SNOWPACK OBSERVATION
Mammoth Rock- Sherwins
Submission Info
Forecaster
Wednesday, January 6, 2021 - 8:00pm
37° 36' 41.904" N, 118° 59' 39.8256" W
Snowpit Observations
More detailed information about the snowpack: 

It was a blustery day with increasing clouds after noon and relatively cool temperatures in the low 20sF. Windy per usual with a steady 40mph 
SW wind on top of the Sherwin Ridge near 10000ft.  A bit of wind transported snow was present which slightly filled in the skin track between ski runs. Did not see any major flagging across the range today, but definitley a bit of transported snow in the alpine regions. The cold temps and past clear night had pulled a bit of moisture out of our most recent wet 2" of snow from Monday and provided soft surface conditions in the more sheltered trees. Just adjacent to ridgeline there were some areas of dense knife hardness windslab formed minimally, perhaps 50ft downslope in sections on due North aspects, other more Easterly aspects right adjacent to ridgeline had no windslab development. I could just make out the small crowns that were identified in the main avy path yesterday, most looked to be 6-12" in crown depth, but they were also filled in with a bit of wind transported snow and it was hard to tell their original crown heights. The small slides I could see initiated just adjacent to, and right underneath small cornices on the lee of the ridge. They sifted through rocky outcropping and small trees, so couldnt identify any major depostion.

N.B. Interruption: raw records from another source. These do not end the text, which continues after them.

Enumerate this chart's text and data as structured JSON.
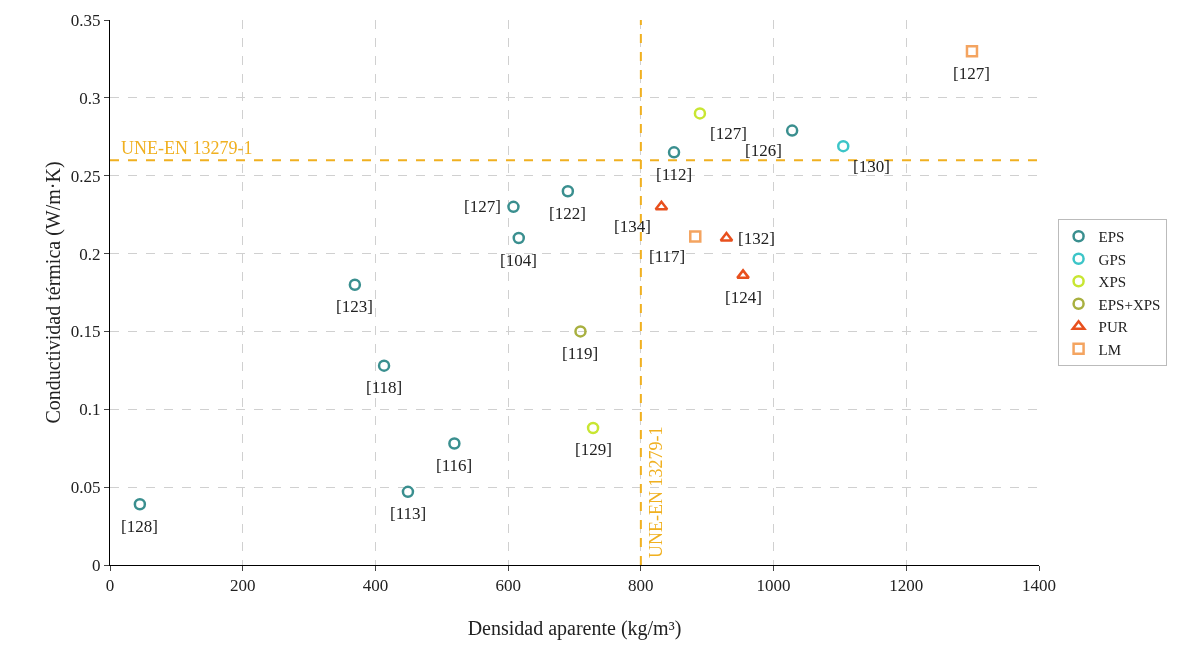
{
  "chart_data": {
    "type": "scatter",
    "xlabel": "Densidad aparente (kg/m³)",
    "ylabel": "Conductividad térmica (W/m·K)",
    "xlim": [
      0,
      1400
    ],
    "xticks": [
      0,
      200,
      400,
      600,
      800,
      1000,
      1200,
      1400
    ],
    "ylim": [
      0,
      0.35
    ],
    "yticks": [
      0,
      0.05,
      0.1,
      0.15,
      0.2,
      0.25,
      0.3,
      0.35
    ],
    "grid": true,
    "legend": "right",
    "series": [
      {
        "name": "EPS",
        "color": "#3a8f8f",
        "marker": "circle",
        "x": [
          45,
          369,
          413,
          449,
          519,
          608,
          616,
          690,
          850,
          1028
        ],
        "values": [
          0.039,
          0.18,
          0.128,
          0.047,
          0.078,
          0.23,
          0.21,
          0.24,
          0.265,
          0.279
        ]
      },
      {
        "name": "GPS",
        "color": "#3cc5c8",
        "marker": "circle",
        "x": [
          1105
        ],
        "values": [
          0.269
        ]
      },
      {
        "name": "XPS",
        "color": "#c8e632",
        "marker": "circle",
        "x": [
          889,
          728
        ],
        "values": [
          0.29,
          0.088
        ]
      },
      {
        "name": "EPS+XPS",
        "color": "#a8b040",
        "marker": "circle",
        "x": [
          709
        ],
        "values": [
          0.15
        ]
      },
      {
        "name": "PUR",
        "color": "#e8501e",
        "marker": "triangle",
        "x": [
          831,
          929,
          954
        ],
        "values": [
          0.23,
          0.21,
          0.186
        ]
      },
      {
        "name": "LM",
        "color": "#f4a460",
        "marker": "square",
        "x": [
          882,
          1299
        ],
        "values": [
          0.211,
          0.33
        ]
      }
    ],
    "annotations": [
      {
        "text": "[128]",
        "x": 45,
        "y": 0.039
      },
      {
        "text": "[123]",
        "x": 369,
        "y": 0.18
      },
      {
        "text": "[118]",
        "x": 413,
        "y": 0.128
      },
      {
        "text": "[113]",
        "x": 449,
        "y": 0.047
      },
      {
        "text": "[116]",
        "x": 519,
        "y": 0.078
      },
      {
        "text": "[127]",
        "x": 608,
        "y": 0.23
      },
      {
        "text": "[104]",
        "x": 616,
        "y": 0.21
      },
      {
        "text": "[122]",
        "x": 690,
        "y": 0.24
      },
      {
        "text": "[112]",
        "x": 850,
        "y": 0.265
      },
      {
        "text": "[126]",
        "x": 1028,
        "y": 0.279
      },
      {
        "text": "[130]",
        "x": 1105,
        "y": 0.269
      },
      {
        "text": "[127]",
        "x": 889,
        "y": 0.29
      },
      {
        "text": "[129]",
        "x": 728,
        "y": 0.088
      },
      {
        "text": "[119]",
        "x": 709,
        "y": 0.15
      },
      {
        "text": "[134]",
        "x": 831,
        "y": 0.23
      },
      {
        "text": "[132]",
        "x": 929,
        "y": 0.21
      },
      {
        "text": "[124]",
        "x": 954,
        "y": 0.186
      },
      {
        "text": "[117]",
        "x": 882,
        "y": 0.211
      },
      {
        "text": "[127]",
        "x": 1299,
        "y": 0.33
      }
    ],
    "ref_lines": [
      {
        "axis": "y",
        "value": 0.26,
        "label": "UNE-EN 13279-1",
        "color": "#f0b020",
        "line_style": "dashed"
      },
      {
        "axis": "x",
        "value": 800,
        "label": "UNE-EN 13279-1",
        "color": "#f0b020",
        "line_style": "dashed"
      }
    ]
  }
}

Snow height in the trees from 9200-10000 ft on Northerly aspects ranges from 30-70cm, with areas under large trees having no snow and a few wind loaded areas having upwards of 90cm. Pretty easy to punch your pole through the entire snowpack wherever I travelled today. The mid pack layer of December snow is actually becoming less consolidated and looser in many of the thinner areas. In shallow rocky zones, with thinner coverage the snowpack is completely faceted. Ski penetration was around 10-15cm, but when taking the skis off and steppin into the snow, I generally would nearly hit the ground when I stepped off the skis. Skiing was quite supportable and the snow surface was of a wind packed shrink wrap consistency that provided for quite pleasent turns actually... when you didnt hit a rock. Below 9200ft conditions get quite shallow and obstacle ridden, but even the thin snow down here was supportable enough that you could navigate without too much difficulty. Open exposed areas were wind hammered, with thin firm surfaces and sastrugi in areas encapsulating loose faceted snow adjacent to rocks and leeward areas adjacent to ridgeline. (see picture of local skier, who found a pocket)

Hand pits pulled with moderate strength in the basal faceted areas, and kick turn tests did not show much more than a bit of surface cracking in the form of  Mondays little  thin paste over slightly softer snow beneath. 

The general upside down structure remains throughout this zone. We did not experience any signs of instability. I did some agressive ski cutting and robust stomping of firmer wind effected zones just off ridgeline on the northerlies and could not get anything to react.